John F. Kennedy said that those who make peaceful revolution impossible make violent revolution inevitable. The political revolution called for in the presidential campaigns of Senator Bernie Sanders should continue now, whether or not in the context of a presidential campaign but definitely in the context of a mass movement of Americans for whom enough is enough. Even now, today, Republican leaders are talking about cutting Social Security and Medicare. At a time of staggering inflation, brought about in no small part by corporate greed, they are actually talking about making things harder for people who are hardly making it at all. This is not just wrong. It is merciless.
And it is intolerable.
This country was born of the rejection of tyranny; we rejected it once and we need to reject it again. Neither the landed aristocracy of 18th century England nor the corporate aristocracy of 21st century America has the right to tyrannize the American people. American capitalism has more than swerved out of its lane; it has knocked down every appropriate guardrail, causing untold damage to the people, animals and land on the other side. A quest for righteous profit is now replaced too often by financial exploitation – of workers, communities and planet – propagated by an uncaring class of the rich and powerful. It has gone too far. The reign of parasitic greed has got to end.
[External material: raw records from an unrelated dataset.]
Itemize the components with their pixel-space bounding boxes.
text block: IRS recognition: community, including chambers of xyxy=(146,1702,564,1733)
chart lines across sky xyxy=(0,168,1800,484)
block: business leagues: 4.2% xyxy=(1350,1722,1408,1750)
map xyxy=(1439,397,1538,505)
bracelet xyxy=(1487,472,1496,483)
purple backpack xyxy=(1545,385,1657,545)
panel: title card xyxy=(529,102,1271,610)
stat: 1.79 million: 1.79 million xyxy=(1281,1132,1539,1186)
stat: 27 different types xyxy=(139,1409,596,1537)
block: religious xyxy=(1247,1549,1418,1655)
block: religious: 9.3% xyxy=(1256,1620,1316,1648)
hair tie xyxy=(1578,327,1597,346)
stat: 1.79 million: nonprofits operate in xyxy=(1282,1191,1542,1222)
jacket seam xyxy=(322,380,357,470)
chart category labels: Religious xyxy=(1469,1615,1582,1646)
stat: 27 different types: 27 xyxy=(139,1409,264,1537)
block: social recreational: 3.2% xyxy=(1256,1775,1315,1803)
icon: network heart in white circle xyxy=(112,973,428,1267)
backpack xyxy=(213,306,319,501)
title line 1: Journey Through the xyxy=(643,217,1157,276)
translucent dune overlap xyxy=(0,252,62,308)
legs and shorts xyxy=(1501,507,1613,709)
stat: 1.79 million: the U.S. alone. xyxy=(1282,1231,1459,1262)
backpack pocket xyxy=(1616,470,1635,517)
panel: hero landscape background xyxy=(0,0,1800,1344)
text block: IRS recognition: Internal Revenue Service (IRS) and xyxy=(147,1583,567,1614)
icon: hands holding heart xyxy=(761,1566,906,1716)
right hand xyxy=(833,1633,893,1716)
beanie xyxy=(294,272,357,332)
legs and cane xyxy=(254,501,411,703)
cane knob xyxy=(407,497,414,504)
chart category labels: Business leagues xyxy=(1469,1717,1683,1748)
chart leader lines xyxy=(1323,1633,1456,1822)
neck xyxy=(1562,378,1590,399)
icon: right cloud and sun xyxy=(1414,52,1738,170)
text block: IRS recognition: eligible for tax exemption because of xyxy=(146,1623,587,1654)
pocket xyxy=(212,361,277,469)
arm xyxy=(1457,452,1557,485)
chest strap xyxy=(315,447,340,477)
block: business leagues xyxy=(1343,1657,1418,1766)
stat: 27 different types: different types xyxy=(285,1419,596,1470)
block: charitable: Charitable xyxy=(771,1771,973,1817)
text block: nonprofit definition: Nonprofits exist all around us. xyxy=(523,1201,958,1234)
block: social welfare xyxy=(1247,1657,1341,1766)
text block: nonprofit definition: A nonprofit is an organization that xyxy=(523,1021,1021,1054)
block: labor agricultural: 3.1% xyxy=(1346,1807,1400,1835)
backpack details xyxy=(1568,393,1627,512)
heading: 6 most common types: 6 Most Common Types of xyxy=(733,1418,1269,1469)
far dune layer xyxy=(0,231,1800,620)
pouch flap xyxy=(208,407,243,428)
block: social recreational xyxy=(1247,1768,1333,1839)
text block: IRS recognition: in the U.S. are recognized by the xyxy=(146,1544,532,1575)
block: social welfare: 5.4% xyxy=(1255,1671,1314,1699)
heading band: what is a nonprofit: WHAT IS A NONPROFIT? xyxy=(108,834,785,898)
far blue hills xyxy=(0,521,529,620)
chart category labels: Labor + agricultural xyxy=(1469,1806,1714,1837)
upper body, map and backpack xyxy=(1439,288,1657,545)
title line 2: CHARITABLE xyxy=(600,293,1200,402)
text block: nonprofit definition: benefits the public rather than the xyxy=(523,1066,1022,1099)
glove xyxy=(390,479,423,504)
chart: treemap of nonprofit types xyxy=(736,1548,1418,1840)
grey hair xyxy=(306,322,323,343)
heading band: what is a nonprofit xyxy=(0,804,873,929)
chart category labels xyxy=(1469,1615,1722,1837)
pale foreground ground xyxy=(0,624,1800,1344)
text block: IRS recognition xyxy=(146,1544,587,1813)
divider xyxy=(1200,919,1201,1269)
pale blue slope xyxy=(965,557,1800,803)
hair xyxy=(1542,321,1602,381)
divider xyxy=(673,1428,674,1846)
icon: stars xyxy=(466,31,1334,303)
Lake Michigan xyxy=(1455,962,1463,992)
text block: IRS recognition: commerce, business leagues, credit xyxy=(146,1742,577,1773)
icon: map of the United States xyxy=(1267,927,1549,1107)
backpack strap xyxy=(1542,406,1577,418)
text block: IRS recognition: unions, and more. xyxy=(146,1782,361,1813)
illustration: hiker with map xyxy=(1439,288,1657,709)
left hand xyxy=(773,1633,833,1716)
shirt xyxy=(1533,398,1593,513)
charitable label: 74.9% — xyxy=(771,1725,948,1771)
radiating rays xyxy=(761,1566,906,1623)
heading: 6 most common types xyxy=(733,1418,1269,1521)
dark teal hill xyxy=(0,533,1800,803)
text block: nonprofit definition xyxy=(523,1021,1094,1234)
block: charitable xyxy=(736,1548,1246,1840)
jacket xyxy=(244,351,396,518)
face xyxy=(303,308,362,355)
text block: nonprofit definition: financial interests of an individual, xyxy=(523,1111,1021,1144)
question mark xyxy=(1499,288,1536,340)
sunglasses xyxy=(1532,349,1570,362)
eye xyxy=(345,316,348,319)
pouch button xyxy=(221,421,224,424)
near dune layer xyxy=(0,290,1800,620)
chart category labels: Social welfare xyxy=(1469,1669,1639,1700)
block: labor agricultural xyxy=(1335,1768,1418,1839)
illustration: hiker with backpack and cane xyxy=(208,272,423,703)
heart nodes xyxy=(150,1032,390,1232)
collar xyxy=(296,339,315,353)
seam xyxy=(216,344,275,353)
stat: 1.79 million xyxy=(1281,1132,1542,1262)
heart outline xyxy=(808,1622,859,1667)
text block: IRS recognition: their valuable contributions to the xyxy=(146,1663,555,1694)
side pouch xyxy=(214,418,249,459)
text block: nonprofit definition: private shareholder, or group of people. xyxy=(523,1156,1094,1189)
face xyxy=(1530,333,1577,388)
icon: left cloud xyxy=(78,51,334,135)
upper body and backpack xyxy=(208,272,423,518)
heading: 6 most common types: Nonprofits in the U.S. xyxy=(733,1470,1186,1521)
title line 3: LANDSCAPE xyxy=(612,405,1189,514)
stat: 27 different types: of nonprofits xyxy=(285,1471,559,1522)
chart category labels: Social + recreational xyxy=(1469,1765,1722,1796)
Kudos to the union organizers who are pushing back. Kudos to the progressive activists and politicians who are pushing back. Kudos to millions of people throughout this country who in their own ways, large and small, are pushing back. Americans are standing up today to overreach by capital, as they have stood up and pushed back in generations past. This chapter of American history isn’t over. Its close is as yet unwritten. Will American democracy be done, or will it in our time be reborn? That is an answer we will arrive at collectively. Our destiny, and the destiny of our country, is ours to create.